La riposte graduée contre les pirates sur Internet serait sur le point de voir le jour. « Le piratage détruit massivement la musique et le cinéma. Je ne laisserai pas piller les droits d'auteurs, parce que derrière les droits d'auteurs, derrière la protection de ces droits, il y a tout le processus de la création » a indiqué le président de la République.
L’Hadopi jouerait le rôle de la nouvelle autorité indépendante qui contrôlerait et sanctionnerait les internautes contrevenant. L’autorité Européenne s’est toutefois opposée au pouvoir de se substituer au juge et de décréter des sanctions contre les internautes pour une autorité indépendante.
Alors que les quatre principales majors du marché français appuient ce projet par la suppression des DRM sur leur catalogue musical, l’opposition, notamment les fournisseurs d’accès à Internet, freine des quatre pattes.
Xavier Niel, patron de Free, accuse la loi Création et Internet d’imposer aux FAI la mise en place d’un processus de filtrage de contenus et de réseaux et ainsi de permettre le fliquage des internautes. Lors d’une interview à PC Impact, ce dernier prône la discussion et les solutions alternatives :
« Hadopi n'est pas aujourd'hui une bonne loi pour les Français. S'il s'agit de préserver les intérêts de quelques artistes qui gagnent beaucoup d'argent, ça n'a peut-être pas grand sens. Redéfinissons un certain nombre de choses, reprenons la licence légale, étudions un certain nombre de solutions alternatives, ne forçons pas le filtrage de milliers de choses pour simplement rendre service à quelques-uns ».
L’ultime point noir de ce projet reste les frais supportés par les FAI dans le cadre de cette loi. Point noir d’autant plus obscur qu’il n’a pour le moment pas été abordé par l’Assemblée et qu’ils seraient reportés sur les abonnements.

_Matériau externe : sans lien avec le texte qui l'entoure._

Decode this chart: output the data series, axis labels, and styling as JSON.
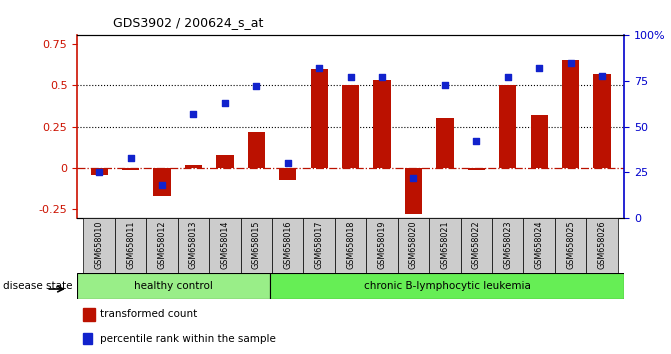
{
  "title": "GDS3902 / 200624_s_at",
  "samples": [
    "GSM658010",
    "GSM658011",
    "GSM658012",
    "GSM658013",
    "GSM658014",
    "GSM658015",
    "GSM658016",
    "GSM658017",
    "GSM658018",
    "GSM658019",
    "GSM658020",
    "GSM658021",
    "GSM658022",
    "GSM658023",
    "GSM658024",
    "GSM658025",
    "GSM658026"
  ],
  "bar_values": [
    -0.04,
    -0.01,
    -0.17,
    0.02,
    0.08,
    0.22,
    -0.07,
    0.6,
    0.5,
    0.53,
    -0.28,
    0.3,
    -0.01,
    0.5,
    0.32,
    0.65,
    0.57
  ],
  "blue_values": [
    25,
    33,
    18,
    57,
    63,
    72,
    30,
    82,
    77,
    77,
    22,
    73,
    42,
    77,
    82,
    85,
    78
  ],
  "bar_color": "#BB1100",
  "blue_color": "#1122CC",
  "healthy_count": 6,
  "group_labels": [
    "healthy control",
    "chronic B-lymphocytic leukemia"
  ],
  "healthy_color": "#99EE88",
  "leuk_color": "#66EE55",
  "disease_label": "disease state",
  "legend_bar": "transformed count",
  "legend_blue": "percentile rank within the sample",
  "ylim_left": [
    -0.3,
    0.8
  ],
  "ylim_right": [
    0,
    100
  ],
  "yticks_left": [
    -0.25,
    0.0,
    0.25,
    0.5,
    0.75
  ],
  "yticks_right": [
    0,
    25,
    50,
    75,
    100
  ],
  "bg_color": "#FFFFFF",
  "plot_bg_color": "#FFFFFF",
  "tick_color_left": "#CC1100",
  "tick_color_right": "#0000CC",
  "xticklabel_bg": "#CCCCCC"
}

Ce projet de loi risque donc de faire encore couler beaucoup d’encre, d’autant plus que la mise en place du filtrage promet d’être d’une grande complexité. De plus, les internautes n’ont pas encore fait entendre leurs voix et l’idée de telles sanctions risquent de faire vibrer la toile sous les accusations de privation de liberté. Tel que le souligne Monsieur Niel, il existe des solutions alternatives qui devraient être étudiées sérieusement avant l’imbroglio médiatique que la loi Création et Internet va soulever.
L'heure de gloire du téléchargement légal ne semble pas encore être pour demain.